Morrawyn vel, na shara ven.
They asked the Great Sun for justice, not mercy. The smoke would carry her home.
“Do you think she will be back?” Toren asked quietly.
Liana said. “Only if we deserve it.”
The Elders signalled. Children and Wise Mothers moved to the outer ring, lighting small fires and scattering steppe grass seeds. Smaller circles formed. Bone pipes were brought out, smooth and darkened with age, packed with sacred bud.
The smell spread fast. Dry and green. Familiar. Sweet on the first breath, bitter underneath. Smoke mixed with the burning wood and settled heavy in the air. The pipes passed hand to hand. No one hurried. Each person drew, breathed toward the fire, passed it on. The smoke settled over faces, clothes, thoughts. Not to erase the pain. Just to make it bearable.
Stories followed. Quiet ones. The first time she led them to water. Her shadow at sunset, long enough to cover a caravan. Toren spoke of getting lost as a child, of her turning them from dead water. Heads nodded. Everyone remembered something.
Liana listened, pipe resting on her knee, saying nothing. The smell wrapped around her like an old memory. Every breath heavier. Slower. Easier.

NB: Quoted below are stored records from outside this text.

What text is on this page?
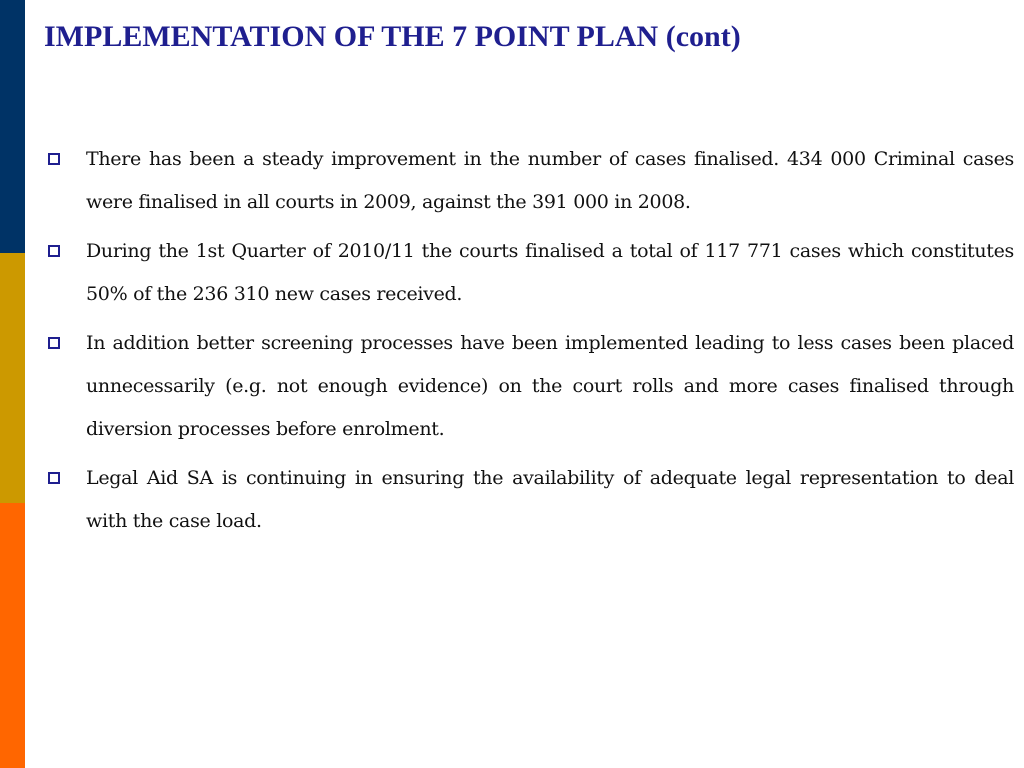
IMPLEMENTATION OF THE 7 POINT PLAN (cont)
There has been a steady improvement in the number of cases finalised. 434 000 Criminal cases were finalised in all courts in 2009, against the 391 000 in 2008.
During the 1st Quarter of 2010/11 the courts finalised a total of 117 771 cases which constitutes 50% of the 236 310 new cases received.
In addition better screening processes have been implemented leading to less cases been placed unnecessarily (e.g. not enough evidence) on the court rolls and more cases finalised through diversion processes before enrolment.
Legal Aid SA is continuing in ensuring the availability of adequate legal representation to deal with the case load.
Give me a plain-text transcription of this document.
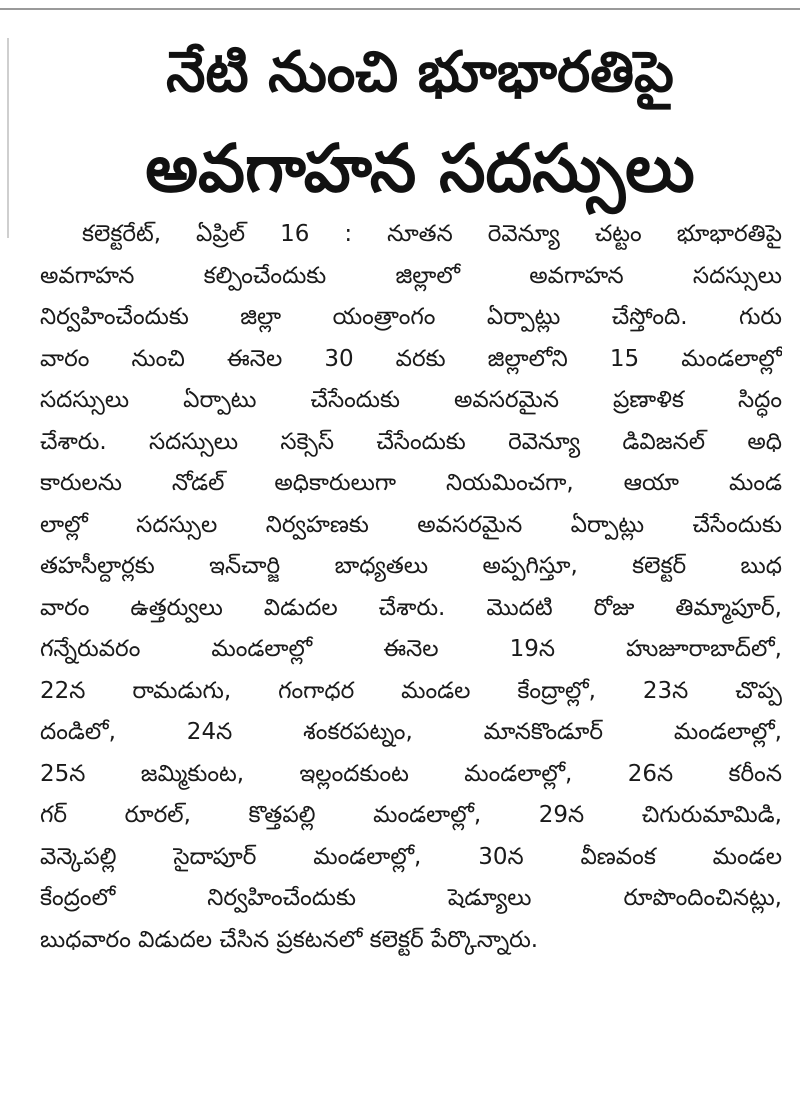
నేటి నుంచి భూభారతిపై
అవగాహన సదస్సులు
కలెక్టరేట్, ఏప్రిల్ 16 : నూతన రెవెన్యూ చట్టం భూభారతిపై
అవగాహన కల్పించేందుకు జిల్లాలో అవగాహన సదస్సులు
నిర్వహించేందుకు జిల్లా యంత్రాంగం ఏర్పాట్లు చేస్తోంది. గురు
వారం నుంచి ఈనెల 30 వరకు జిల్లాలోని 15 మండలాల్లో
సదస్సులు ఏర్పాటు చేసేందుకు అవసరమైన ప్రణాళిక సిద్ధం
చేశారు. సదస్సులు సక్సెస్ చేసేందుకు రెవెన్యూ డివిజనల్ అధి
కారులను నోడల్ అధికారులుగా నియమించగా, ఆయా మండ
లాల్లో సదస్సుల నిర్వహణకు అవసరమైన ఏర్పాట్లు చేసేందుకు
తహసీల్దార్లకు ఇన్‌చార్జి బాధ్యతలు అప్పగిస్తూ, కలెక్టర్ బుధ
వారం ఉత్తర్వులు విడుదల చేశారు. మొదటి రోజు తిమ్మాపూర్,
గన్నేరువరం మండలాల్లో ఈనెల 19న హుజూరాబాద్‌లో,
22న రామడుగు, గంగాధర మండల కేంద్రాల్లో, 23న చొప్ప
దండిలో, 24న శంకరపట్నం, మానకొండూర్ మండలాల్లో,
25న జమ్మికుంట, ఇల్లందకుంట మండలాల్లో, 26న కరీంన
గర్ రూరల్, కొత్తపల్లి మండలాల్లో, 29న చిగురుమామిడి,
వెన్కెపల్లి సైదాపూర్ మండలాల్లో, 30న వీణవంక మండల
కేంద్రంలో నిర్వహించేందుకు షెడ్యూలు రూపొందించినట్లు,
బుధవారం విడుదల చేసిన ప్రకటనలో కలెక్టర్ పేర్కొన్నారు.
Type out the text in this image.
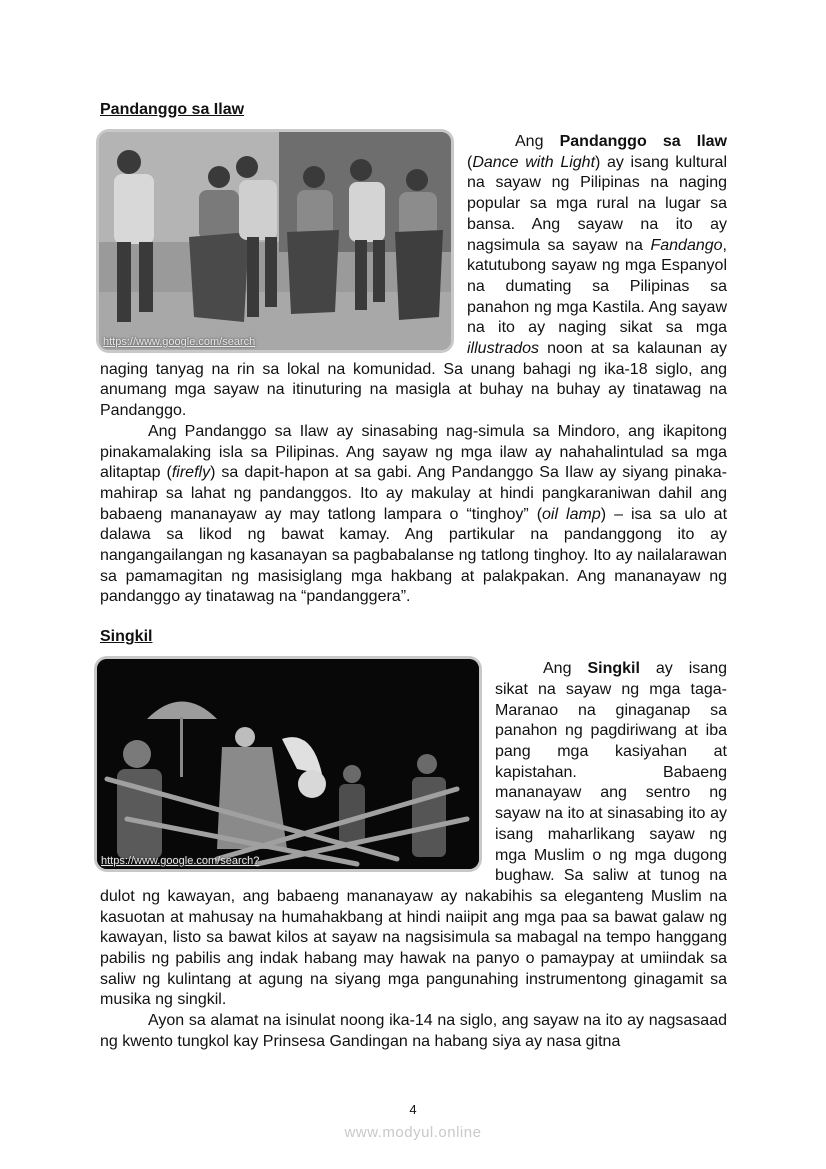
Pandanggo sa Ilaw
https://www.google.com/search

Ang Pandanggo sa Ilaw (Dance with Light) ay isang kultural na sayaw ng Pilipinas na naging popular sa mga rural na lugar sa bansa. Ang sayaw na ito ay nagsimula sa sayaw na Fandango, katutubong sayaw ng mga Espanyol na dumating sa Pilipinas sa panahon ng mga Kastila. Ang sayaw na ito ay naging sikat sa mga illustrados noon at sa kalaunan ay naging tanyag na rin sa lokal na komunidad. Sa unang bahagi ng ika-18 siglo, ang anumang mga sayaw na itinuturing na masigla at buhay na buhay ay tinatawag na Pandanggo.

Ang Pandanggo sa Ilaw ay sinasabing nag-simula sa Mindoro, ang ikapitong pinakamalaking isla sa Pilipinas. Ang sayaw ng mga ilaw ay nahahalintulad sa mga alitaptap (firefly) sa dapit-hapon at sa gabi. Ang Pandanggo Sa Ilaw ay siyang pinaka-mahirap sa lahat ng pandanggos. Ito ay makulay at hindi pangkaraniwan dahil ang babaeng mananayaw ay may tatlong lampara o “tinghoy” (oil lamp) – isa sa ulo at dalawa sa likod ng bawat kamay. Ang partikular na pandanggong ito ay nangangailangan ng kasanayan sa pagbabalanse ng tatlong tinghoy. Ito ay nailalarawan sa pamamagitan ng masisiglang mga hakbang at palakpakan. Ang mananayaw ng pandanggo ay tinatawag na “pandanggera”.

Singkil
https://www.google.com/search?

Ang Singkil ay isang sikat na sayaw ng mga taga-Maranao na ginaganap sa panahon ng pagdiriwang at iba pang mga kasiyahan at kapistahan. Babaeng mananayaw ang sentro ng sayaw na ito at sinasabing ito ay isang maharlikang sayaw ng mga Muslim o ng mga dugong bughaw. Sa saliw at tunog na dulot ng kawayan, ang babaeng mananayaw ay nakabihis sa eleganteng Muslim na kasuotan at mahusay na humahakbang at hindi naiipit ang mga paa sa bawat galaw ng kawayan, listo sa bawat kilos at sayaw na nagsisimula sa mabagal na tempo hanggang pabilis ng pabilis ang indak habang may hawak na panyo o pamaypay at umiindak sa saliw ng kulintang at agung na siyang mga pangunahing instrumentong ginagamit sa musika ng singkil.

Ayon sa alamat na isinulat noong ika-14 na siglo, ang sayaw na ito ay nagsasaad ng kwento tungkol kay Prinsesa Gandingan na habang siya ay nasa gitna

4
www.modyul.online
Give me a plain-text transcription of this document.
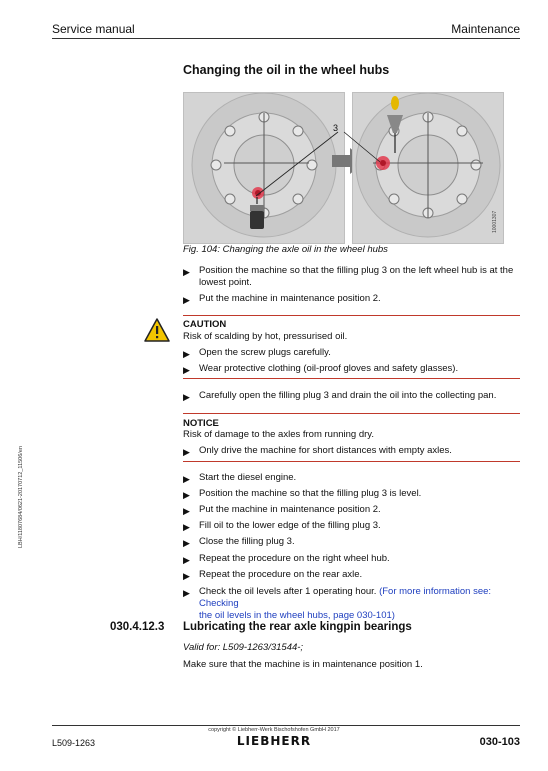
Service manual	Maintenance
Changing the oil in the wheel hubs
10001307
3
Fig. 104: Changing the axle oil in the wheel hubs
▶ Position the machine so that the filling plug 3 on the left wheel hub is at the lowest point.
▶ Put the machine in maintenance position 2.
CAUTION
Risk of scalding by hot, pressurised oil.
▶ Open the screw plugs carefully.
▶ Wear protective clothing (oil-proof gloves and safety glasses).
▶ Carefully open the filling plug 3 and drain the oil into the collecting pan.
NOTICE
Risk of damage to the axles from running dry.
▶ Only drive the machine for short distances with empty axles.
▶ Start the diesel engine.
▶ Position the machine so that the filling plug 3 is level.
▶ Put the machine in maintenance position 2.
▶ Fill oil to the lower edge of the filling plug 3.
▶ Close the filling plug 3.
▶ Repeat the procedure on the right wheel hub.
▶ Repeat the procedure on the rear axle.
▶ Check the oil levels after 1 operating hour. (For more information see: Checking
the oil levels in the wheel hubs, page 030-101)
LBH/11807684/0621-20170712_11506/en
030.4.12.3 Lubricating the rear axle kingpin bearings
Valid for: L509-1263/31544-;
Make sure that the machine is in maintenance position 1.
copyright © Liebherr-Werk Bischofshofen GmbH 2017
LIEBHERR
L509-1263	030-103
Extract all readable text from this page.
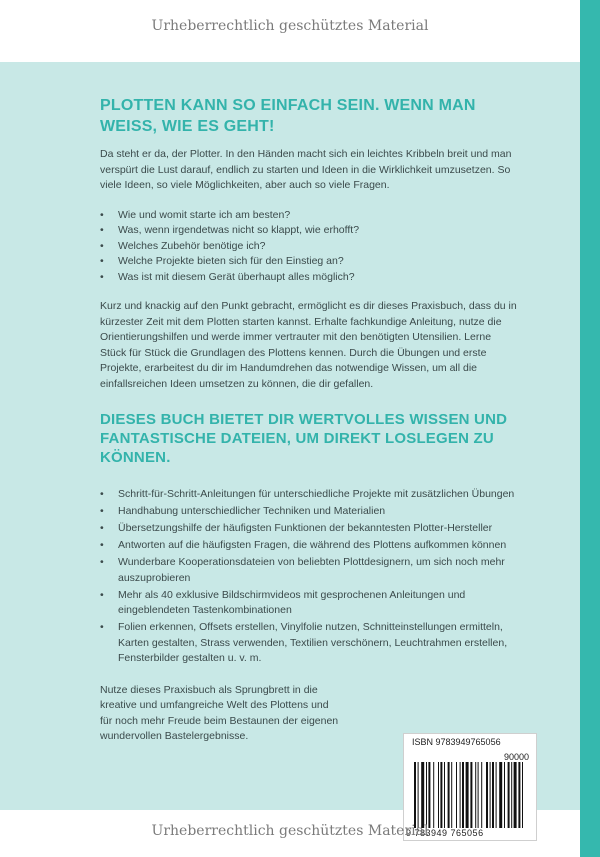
Urheberrechtlich geschütztes Material
PLOTTEN KANN SO EINFACH SEIN. WENN MAN WEISS, WIE ES GEHT!

Da steht er da, der Plotter. In den Händen macht sich ein leichtes Kribbeln breit und man verspürt die Lust darauf, endlich zu starten und Ideen in die Wirklichkeit umzusetzen. So viele Ideen, so viele Möglichkeiten, aber auch so viele Fragen.

• Wie und womit starte ich am besten?
• Was, wenn irgendetwas nicht so klappt, wie erhofft?
• Welches Zubehör benötige ich?
• Welche Projekte bieten sich für den Einstieg an?
• Was ist mit diesem Gerät überhaupt alles möglich?

Kurz und knackig auf den Punkt gebracht, ermöglicht es dir dieses Praxisbuch, dass du in kürzester Zeit mit dem Plotten starten kannst. Erhalte fachkundige Anleitung, nutze die Orientierungshilfen und werde immer vertrauter mit den benötigten Utensilien. Lerne Stück für Stück die Grundlagen des Plottens kennen. Durch die Übungen und erste Projekte, erarbeitest du dir im Handumdrehen das notwendige Wissen, um all die einfallsreichen Ideen umsetzen zu können, die dir gefallen.

DIESES BUCH BIETET DIR WERTVOLLES WISSEN UND FANTASTISCHE DATEIEN, UM DIREKT LOSLEGEN ZU KÖNNEN.
• Schritt-für-Schritt-Anleitungen für unterschiedliche Projekte mit zusätzlichen Übungen
• Handhabung unterschiedlicher Techniken und Materialien
• Übersetzungshilfe der häufigsten Funktionen der bekanntesten Plotter-Hersteller
• Antworten auf die häufigsten Fragen, die während des Plottens aufkommen können
• Wunderbare Kooperationsdateien von beliebten Plottdesignern, um sich noch mehr auszuprobieren
• Mehr als 40 exklusive Bildschirmvideos mit gesprochenen Anleitungen und eingeblendeten Tastenkombinationen
• Folien erkennen, Offsets erstellen, Vinylfolie nutzen, Schnitteinstellungen ermitteln, Karten gestalten, Strass verwenden, Textilien verschönern, Leuchtrahmen erstellen, Fensterbilder gestalten u. v. m.

Nutze dieses Praxisbuch als Sprungbrett in die kreative und umfangreiche Welt des Plottens und für noch mehr Freude beim Bestaunen der eigenen wundervollen Bastelergebnisse.	ISBN 9783949765056
90000
9 783949 765056
Urheberrechtlich geschütztes Material
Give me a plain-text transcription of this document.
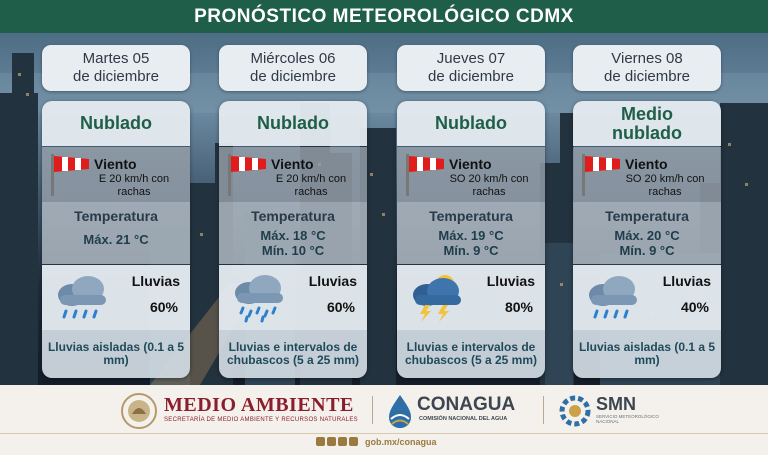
PRONÓSTICO METEOROLÓGICO CDMX
Martes 05
de diciembre
Nublado
Viento
E 20 km/h con rachas
Temperatura
Máx. 21 °C
Lluvias
60%
Lluvias aisladas (0.1 a 5 mm)
Miércoles 06
de diciembre
Nublado
Viento
E 20 km/h con rachas
Temperatura
Máx. 18 °C
Mín. 10 °C
Lluvias
60%
Lluvias e intervalos de chubascos (5 a 25 mm)
Jueves 07
de diciembre
Nublado
Viento
SO 20 km/h con rachas
Temperatura
Máx. 19 °C
Mín. 9 °C
Lluvias
80%
Lluvias e intervalos de chubascos (5 a 25 mm)
Viernes 08
de diciembre
Medio nublado
Viento
SO 20 km/h con rachas
Temperatura
Máx. 20 °C
Mín. 9 °C
Lluvias
40%
Lluvias aisladas (0.1 a 5 mm)
MEDIO AMBIENTE
SECRETARÍA DE MEDIO AMBIENTE Y RECURSOS NATURALES
CONAGUA
COMISIÓN NACIONAL DEL AGUA
SMN
SERVICIO METEOROLÓGICO NACIONAL
gob.mx/conagua
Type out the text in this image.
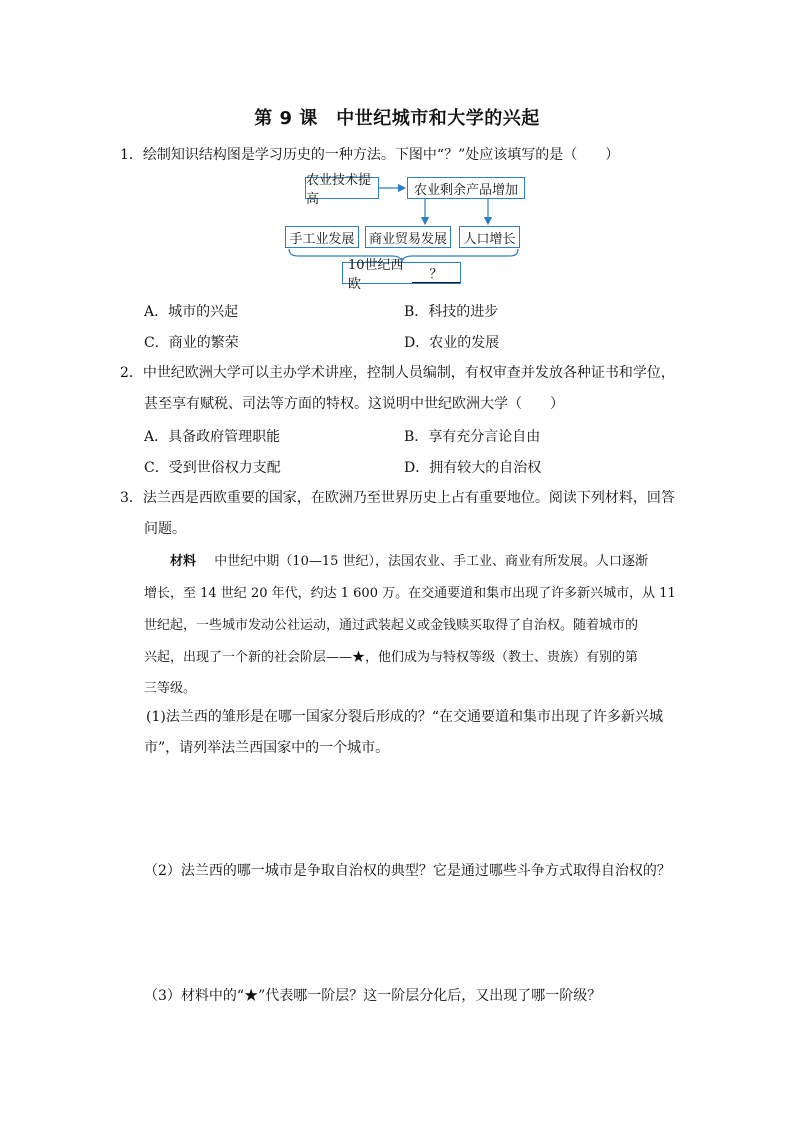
第 9 课　中世纪城市和大学的兴起
1．绘制知识结构图是学习历史的一种方法。下图中“？”处应该填写的是（　　）
农业技术提高
农业剩余产品增加
手工业发展	商业贸易发展	人口增长
10世纪西欧
？
A．城市的兴起	B．科技的进步
C．商业的繁荣	D．农业的发展
2．中世纪欧洲大学可以主办学术讲座，控制人员编制，有权审查并发放各种证书和学位，
甚至享有赋税、司法等方面的特权。这说明中世纪欧洲大学（　　）
A．具备政府管理职能	B．享有充分言论自由
C．受到世俗权力支配	D．拥有较大的自治权
3．法兰西是西欧重要的国家，在欧洲乃至世界历史上占有重要地位。阅读下列材料，回答
问题。
材料 中世纪中期（10—15 世纪），法国农业、手工业、商业有所发展。人口逐渐
增长，至 14 世纪 20 年代，约达 1 600 万。在交通要道和集市出现了许多新兴城市，从 11
世纪起，一些城市发动公社运动，通过武装起义或金钱赎买取得了自治权。随着城市的
兴起，出现了一个新的社会阶层——★，他们成为与特权等级（教士、贵族）有别的第
三等级。
(1)法兰西的雏形是在哪一国家分裂后形成的？“在交通要道和集市出现了许多新兴城
市”，请列举法兰西国家中的一个城市。
（2）法兰西的哪一城市是争取自治权的典型？它是通过哪些斗争方式取得自治权的？
（3）材料中的“★”代表哪一阶层？这一阶层分化后，又出现了哪一阶级？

They spoke of fifty-three years of the Drommala sharing their lives. Of life water found and dead water avoided. Without her, there would be no communes. No trade. No life.
When the pipes burned out, no one spoke. They watched the last sparks drift upward. It was no longer sadness. Just stillness. Acceptance.
The Drommala was gone. The Steppe would have to find a new protector. Silence returned, heavy and absolute. Only the fire crackled. Liana exhaled. Toren did too.
The ritual was over.
Some Loteri remained seated on the ground. Others lay where they were. No one rushed. No one was moved along. Liana rose slowly, brushed the dust from her palms, and looked toward the faint glow of dawn behind the dunes.
“Come on,” she said. “Tomorrow everything starts again.”
They walked away in silence, not quite steady on their feet, smoke curling behind them. On the way to the communal tent they shared with few other young Loteri, Toren spoke.
“Liana. I think someone or something helped the Drommala die.”
Liana stopped mid-step, brow tightening. “What do you mean? How would that even be possible? The Caretaker’s job is to protect it no matter what. And the guardians wouldn’t just let it happen. Not with the Drommala’s power.”
“When I was burning the herbs and walking the healing circle around her,” he said, “I saw markings on her scales. Near the belly. Runes, half-hidden by the plates. I have never seen that kind before.”
“I hope you told the Elders.”
“Of course. That is why they are calling me to the Elders’ tent tomorrow.”
Dawn thinned the last of the smoke. The Steppe waited, silent, for whatever came next.